Nobody has claimed responsibility for the blast — which ripped through the vehicle as it passed near a school — but authorities blamed the outlawed Kurdistan Workers Party (PKK).

“We are saddened by acts of terror but such incidents only increase our determination,” General Yasar Buyukanit, head of Turkey’s powerful military General Staff, said during a visit to Diyarbakir on Friday. He said the attack was aimed at civilians as well as the military.

Turkey’s government and generals have said the strikes against PKK positions in neighboring northern Iraq will continue “for as long as necessary”.

The Turkish army has massed up to 100,000 troops near the mountainous Iraqi border but has held back from a full-scale invasion. Commandos have conducted limited raids into Iraqi territory.

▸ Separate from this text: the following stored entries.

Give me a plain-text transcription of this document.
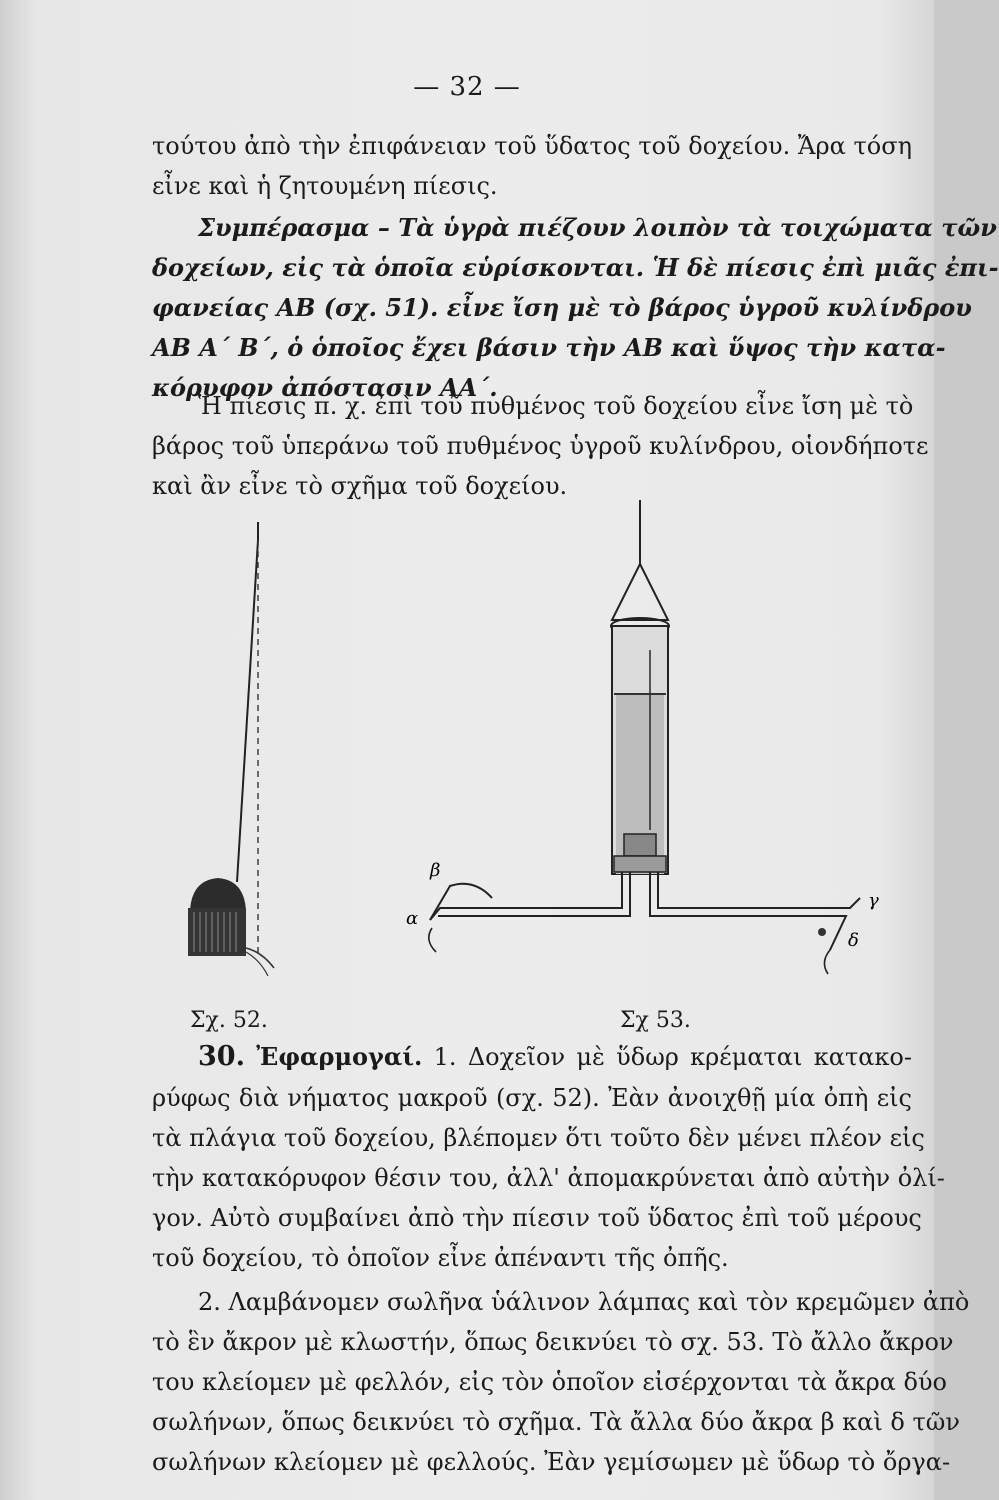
— 32 —
τούτου ἀπὸ τὴν ἐπιφάνειαν τοῦ ὕδατος τοῦ δοχείου. Ἄρα τόση
εἶνε καὶ ἡ ζητουμένη πίεσις.
Συμπέρασμα – Τὰ ὑγρὰ πιέζουν λοιπὸν τὰ τοιχώματα τῶν
δοχείων, εἰς τὰ ὁποῖα εὑρίσκονται. Ἡ δὲ πίεσις ἐπὶ μιᾶς ἐπι-
φανείας ΑΒ (σχ. 51). εἶνε ἴση μὲ τὸ βάρος ὑγροῦ κυλίνδρου
ΑΒ Α΄ Β΄, ὁ ὁποῖος ἔχει βάσιν τὴν ΑΒ καὶ ὕψος τὴν κατα-
κόρυφον ἀπόστασιν ΑΑ΄.
Ἡ πίεσις π. χ. ἐπὶ τοῦ πυθμένος τοῦ δοχείου εἶνε ἴση μὲ τὸ
βάρος τοῦ ὑπεράνω τοῦ πυθμένος ὑγροῦ κυλίνδρου, οἱονδήποτε
καὶ ἂν εἶνε τὸ σχῆμα τοῦ δοχείου.
α
β
γ
δ
Σχ. 52.	Σχ 53.
30. Ἐφαρμογαί. 1. Δοχεῖον μὲ ὕδωρ κρέμαται κατακο-
ρύφως διὰ νήματος μακροῦ (σχ. 52). Ἐὰν ἀνοιχθῇ μία ὀπὴ εἰς
τὰ πλάγια τοῦ δοχείου, βλέπομεν ὅτι τοῦτο δὲν μένει πλέον εἰς
τὴν κατακόρυφον θέσιν του, ἀλλ' ἀπομακρύνεται ἀπὸ αὐτὴν ὀλί-
γον. Αὐτὸ συμβαίνει ἀπὸ τὴν πίεσιν τοῦ ὕδατος ἐπὶ τοῦ μέρους
τοῦ δοχείου, τὸ ὁποῖον εἶνε ἀπέναντι τῆς ὀπῆς.
2. Λαμβάνομεν σωλῆνα ὑάλινον λάμπας καὶ τὸν κρεμῶμεν ἀπὸ
τὸ ἓν ἄκρον μὲ κλωστήν, ὅπως δεικνύει τὸ σχ. 53. Τὸ ἄλλο ἄκρον
του κλείομεν μὲ φελλόν, εἰς τὸν ὁποῖον εἰσέρχονται τὰ ἄκρα δύο
σωλήνων, ὅπως δεικνύει τὸ σχῆμα. Τὰ ἄλλα δύο ἄκρα β καὶ δ τῶν
σωλήνων κλείομεν μὲ φελλούς. Ἐὰν γεμίσωμεν μὲ ὕδωρ τὸ ὄργα-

Diyarbakir, a mainly Kurdish city of about 1 million people, is home to large numbers of troops and security sources said the targeted vehicle was carrying 46 army personnel.

The security sources said 110 people had been injured in the blast, and eight were in a serious condition. They said five people were killed, including three children.

FOUR DETAINED

State prosecutors have granted security forces “unlimited search” powers for 16 days, enabling them to search homes, offices and vehicles in Diyarbakir without seeking prior permission.

Four people were detained late on Thursday, security sources said. CNN Turk said 40 kg (88.2 lb) of explosives were used in the attack, which was launched by remote control.

“This (bombing) is an attack against our people, especially our people in the southeast, in Diyarbakir. The terrorist organization has never been the representative of our Kurdish citizens,” Prime Minister Tayyip Erdogan said in Ankara, saying he would visit Diyarbakir on Saturday.

In the eastern province of Van, near the Iranian border, police seized a minibus loaded with more than 50 kg (110 lb) of explosives in the early hours of Friday, the state Anatolian news agency reported.

“The explosives which have been seized had the power to cause an explosion three times the size of the one used in the attack in Diyarbakir,” Van Governor Ozdemir Cakacak told reporters. Nobody had been detained in connection with the haul.

Ankara blames the PKK for the deaths of nearly 40,000 people since the group launched its armed campaign for an ethnic homeland in southeast Turkey in 1984.

The United States and the European Union, like Turkey, classify the PKK as a terrorist organization. The U.S. military is sharing intelligence with Turkey to help combat the PKK.